管理人のイエイリです。
クルマの中で人間が「熱い」「寒い」と感じる温熱快適性を高めるために、これまではカーエアコンによる冷房や、エンジンの排気熱による暖房が頼りでした。
しかし、最近はエンジンの高効率化が進み排熱量が減ったり、電気自動車(EV)では航続距離を伸ばすためにカーエアコンへの電力を減らしたりと、車内空調のエネルギー削減が求められています。
そこで東京都市大学、東京大学生産技術研究所、自動車技術会による研究チームは、快適で省エネなカーエアコンを実現するために、車内温度予測手法を開発しました。
車内の気温だけでなく、エアコンによる気流や日射や天井からの放射熱も考慮し、車内の快適性を
ナ、ナ、ナ、ナント、
「等価温度」で評価
するという、建築っぽい手法を使っているのです。
等価温度とは、空気の温度、気流速度、周囲の壁からの放射温度という3要素を考慮した温度で、建物内部の快適性の指標として使われています。

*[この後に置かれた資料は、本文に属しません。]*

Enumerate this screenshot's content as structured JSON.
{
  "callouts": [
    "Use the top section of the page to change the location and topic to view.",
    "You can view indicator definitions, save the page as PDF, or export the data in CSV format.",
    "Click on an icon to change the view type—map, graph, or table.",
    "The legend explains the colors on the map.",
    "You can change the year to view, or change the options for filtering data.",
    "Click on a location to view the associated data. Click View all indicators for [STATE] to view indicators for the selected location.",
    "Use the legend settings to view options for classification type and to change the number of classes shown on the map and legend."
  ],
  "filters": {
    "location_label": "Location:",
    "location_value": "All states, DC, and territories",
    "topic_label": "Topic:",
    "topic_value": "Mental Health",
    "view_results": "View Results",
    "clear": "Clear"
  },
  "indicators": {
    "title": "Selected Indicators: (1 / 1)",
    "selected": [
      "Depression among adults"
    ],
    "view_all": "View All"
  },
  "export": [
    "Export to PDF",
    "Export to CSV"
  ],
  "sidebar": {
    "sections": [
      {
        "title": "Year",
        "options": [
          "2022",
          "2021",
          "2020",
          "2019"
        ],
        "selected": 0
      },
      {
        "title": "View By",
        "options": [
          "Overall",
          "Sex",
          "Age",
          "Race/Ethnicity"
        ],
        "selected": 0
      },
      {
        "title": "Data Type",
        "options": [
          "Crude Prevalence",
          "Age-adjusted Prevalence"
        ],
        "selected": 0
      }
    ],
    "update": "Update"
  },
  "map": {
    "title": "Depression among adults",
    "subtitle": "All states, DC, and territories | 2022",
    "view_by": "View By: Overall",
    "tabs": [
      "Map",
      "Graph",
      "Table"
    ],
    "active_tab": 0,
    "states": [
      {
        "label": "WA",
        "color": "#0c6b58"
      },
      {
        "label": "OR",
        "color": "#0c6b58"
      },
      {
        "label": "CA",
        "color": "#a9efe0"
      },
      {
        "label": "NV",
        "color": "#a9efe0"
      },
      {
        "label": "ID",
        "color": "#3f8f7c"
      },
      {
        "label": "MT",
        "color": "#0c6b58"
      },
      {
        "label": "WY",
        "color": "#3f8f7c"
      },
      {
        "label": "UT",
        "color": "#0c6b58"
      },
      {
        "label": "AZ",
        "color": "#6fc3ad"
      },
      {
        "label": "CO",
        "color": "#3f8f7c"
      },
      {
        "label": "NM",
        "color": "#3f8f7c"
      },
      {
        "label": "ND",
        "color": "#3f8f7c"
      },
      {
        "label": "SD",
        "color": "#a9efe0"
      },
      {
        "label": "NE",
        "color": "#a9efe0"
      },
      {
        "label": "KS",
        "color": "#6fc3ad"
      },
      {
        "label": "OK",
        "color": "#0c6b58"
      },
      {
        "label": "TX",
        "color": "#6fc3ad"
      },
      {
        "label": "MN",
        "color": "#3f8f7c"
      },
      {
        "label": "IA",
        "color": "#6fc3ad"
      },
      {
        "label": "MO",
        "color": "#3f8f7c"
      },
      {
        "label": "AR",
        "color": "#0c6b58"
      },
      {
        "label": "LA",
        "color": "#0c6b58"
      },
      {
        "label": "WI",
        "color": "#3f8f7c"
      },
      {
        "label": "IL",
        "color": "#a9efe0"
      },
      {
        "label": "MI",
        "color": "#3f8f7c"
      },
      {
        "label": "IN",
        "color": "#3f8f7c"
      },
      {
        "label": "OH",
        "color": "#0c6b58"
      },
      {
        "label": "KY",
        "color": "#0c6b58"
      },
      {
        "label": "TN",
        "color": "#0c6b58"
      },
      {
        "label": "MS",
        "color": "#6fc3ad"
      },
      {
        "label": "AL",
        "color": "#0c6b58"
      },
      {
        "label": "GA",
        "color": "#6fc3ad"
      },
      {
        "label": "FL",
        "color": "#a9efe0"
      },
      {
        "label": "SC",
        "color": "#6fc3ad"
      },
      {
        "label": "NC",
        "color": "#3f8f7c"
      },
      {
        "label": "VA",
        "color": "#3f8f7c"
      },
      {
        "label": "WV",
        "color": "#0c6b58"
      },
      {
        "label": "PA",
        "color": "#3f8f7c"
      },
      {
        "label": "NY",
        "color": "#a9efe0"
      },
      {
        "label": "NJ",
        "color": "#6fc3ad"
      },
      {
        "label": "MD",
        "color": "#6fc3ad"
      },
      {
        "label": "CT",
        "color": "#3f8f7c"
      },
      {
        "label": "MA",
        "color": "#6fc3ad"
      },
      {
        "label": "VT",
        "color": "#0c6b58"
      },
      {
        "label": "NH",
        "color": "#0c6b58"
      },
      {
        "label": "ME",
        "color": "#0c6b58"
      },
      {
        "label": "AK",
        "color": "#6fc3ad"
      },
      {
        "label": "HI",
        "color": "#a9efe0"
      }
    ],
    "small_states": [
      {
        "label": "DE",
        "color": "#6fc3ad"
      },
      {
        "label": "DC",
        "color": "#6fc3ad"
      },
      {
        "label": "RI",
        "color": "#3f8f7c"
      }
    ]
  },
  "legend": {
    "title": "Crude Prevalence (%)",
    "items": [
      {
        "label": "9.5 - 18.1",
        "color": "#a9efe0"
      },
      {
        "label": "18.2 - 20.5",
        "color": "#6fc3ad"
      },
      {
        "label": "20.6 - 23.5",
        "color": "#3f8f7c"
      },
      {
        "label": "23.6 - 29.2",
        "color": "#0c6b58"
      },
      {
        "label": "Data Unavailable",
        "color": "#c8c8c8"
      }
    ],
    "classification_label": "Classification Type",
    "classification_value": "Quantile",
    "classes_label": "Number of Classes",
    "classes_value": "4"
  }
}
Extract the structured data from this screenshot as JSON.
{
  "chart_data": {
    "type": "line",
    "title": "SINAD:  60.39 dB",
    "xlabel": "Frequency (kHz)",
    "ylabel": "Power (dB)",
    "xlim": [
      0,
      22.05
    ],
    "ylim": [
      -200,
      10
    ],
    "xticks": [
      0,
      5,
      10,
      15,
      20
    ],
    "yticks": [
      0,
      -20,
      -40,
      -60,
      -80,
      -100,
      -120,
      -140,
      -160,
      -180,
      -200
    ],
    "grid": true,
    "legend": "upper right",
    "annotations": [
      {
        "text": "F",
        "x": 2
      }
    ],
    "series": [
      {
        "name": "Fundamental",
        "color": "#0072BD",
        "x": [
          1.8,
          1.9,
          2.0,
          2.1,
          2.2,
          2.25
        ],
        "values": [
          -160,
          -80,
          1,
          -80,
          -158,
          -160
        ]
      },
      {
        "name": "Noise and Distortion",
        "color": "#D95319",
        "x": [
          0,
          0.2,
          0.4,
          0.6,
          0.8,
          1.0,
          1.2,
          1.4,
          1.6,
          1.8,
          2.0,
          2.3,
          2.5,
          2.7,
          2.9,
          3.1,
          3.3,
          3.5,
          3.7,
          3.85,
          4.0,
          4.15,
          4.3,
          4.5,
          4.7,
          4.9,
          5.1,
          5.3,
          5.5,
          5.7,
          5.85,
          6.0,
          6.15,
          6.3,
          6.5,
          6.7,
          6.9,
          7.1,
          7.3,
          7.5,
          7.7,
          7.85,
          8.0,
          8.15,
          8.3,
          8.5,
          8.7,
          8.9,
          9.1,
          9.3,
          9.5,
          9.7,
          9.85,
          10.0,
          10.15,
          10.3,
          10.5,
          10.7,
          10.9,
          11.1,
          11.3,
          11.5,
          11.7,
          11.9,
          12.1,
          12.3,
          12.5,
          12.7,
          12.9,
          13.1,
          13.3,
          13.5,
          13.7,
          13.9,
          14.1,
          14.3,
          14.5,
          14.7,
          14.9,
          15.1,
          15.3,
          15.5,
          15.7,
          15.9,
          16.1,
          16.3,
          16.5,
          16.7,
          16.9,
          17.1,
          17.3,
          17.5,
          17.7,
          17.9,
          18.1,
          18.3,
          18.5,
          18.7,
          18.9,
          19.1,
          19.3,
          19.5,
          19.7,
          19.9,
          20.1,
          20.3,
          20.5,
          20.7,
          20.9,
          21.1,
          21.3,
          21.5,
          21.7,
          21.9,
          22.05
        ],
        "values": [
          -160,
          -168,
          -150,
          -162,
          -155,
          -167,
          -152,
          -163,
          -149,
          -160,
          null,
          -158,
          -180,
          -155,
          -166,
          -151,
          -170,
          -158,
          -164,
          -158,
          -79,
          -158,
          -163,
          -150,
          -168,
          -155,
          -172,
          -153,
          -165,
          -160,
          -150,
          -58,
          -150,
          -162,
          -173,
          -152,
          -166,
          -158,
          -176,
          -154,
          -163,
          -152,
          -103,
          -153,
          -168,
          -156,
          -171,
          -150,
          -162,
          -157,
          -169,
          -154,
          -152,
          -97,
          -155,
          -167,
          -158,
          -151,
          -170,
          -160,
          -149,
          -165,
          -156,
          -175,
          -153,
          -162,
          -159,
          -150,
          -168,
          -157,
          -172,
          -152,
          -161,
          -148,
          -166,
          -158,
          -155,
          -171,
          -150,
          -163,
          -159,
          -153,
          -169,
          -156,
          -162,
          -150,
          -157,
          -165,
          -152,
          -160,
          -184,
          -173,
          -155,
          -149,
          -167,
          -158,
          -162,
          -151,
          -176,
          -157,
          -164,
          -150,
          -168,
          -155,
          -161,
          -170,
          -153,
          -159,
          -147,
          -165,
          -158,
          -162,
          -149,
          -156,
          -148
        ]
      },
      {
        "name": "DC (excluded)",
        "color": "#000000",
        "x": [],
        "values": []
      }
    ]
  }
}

例えば、「気温が28℃で扇風機を使ったとき」に「気温23℃で扇風機を使わないとき」と同じ快適さを感じた場合、「等価温度は23℃」ということになります。
建築設計では、こうした設計を行う場合、放射熱を考慮したコンピューターによる熱流体解析(CFD)を行って建物内部の等価温度を求めますが、計算に数日かかることもあります。
一方、クルマの場合は日射の向きなどが時々刻々と変わるため、あらゆる条件を網羅したCFD解析を行うのは難しいという事情があります。
そこで、エアコンの吹き出し温度や風量、日射量、外気温などの影響を「温熱環境形成寄与率(CRI)」という指標に分解し、事前に行っておいたCFD解析の結果に
足し合わせる
ことで、簡単に車内の温度を求められるようにしたのです。
この研究によって、カーエアコンの吹き出し口の配置や制御方法を改善することが期待でき、最小のエネルギーで最大の効果を発揮させることが期待できます。
この研究は、東京都市大学工学部機械システム工学科の永野秀明講師と修士1年の田ノ上康弘さん、東京大学生産技術研究所の加藤信介教授、そして自動車技術会
車室内環境技術部門委員会が共同で行いました。
人間が活動する場所の快適性を“建築っぽい手法”で評価、改善していく余地は、クルマの中にとどまらず、まだまだ多く残されているように思います。建築設計者も建物以外の快適性追求に活躍の場を広げてみてはいかがでしょうか。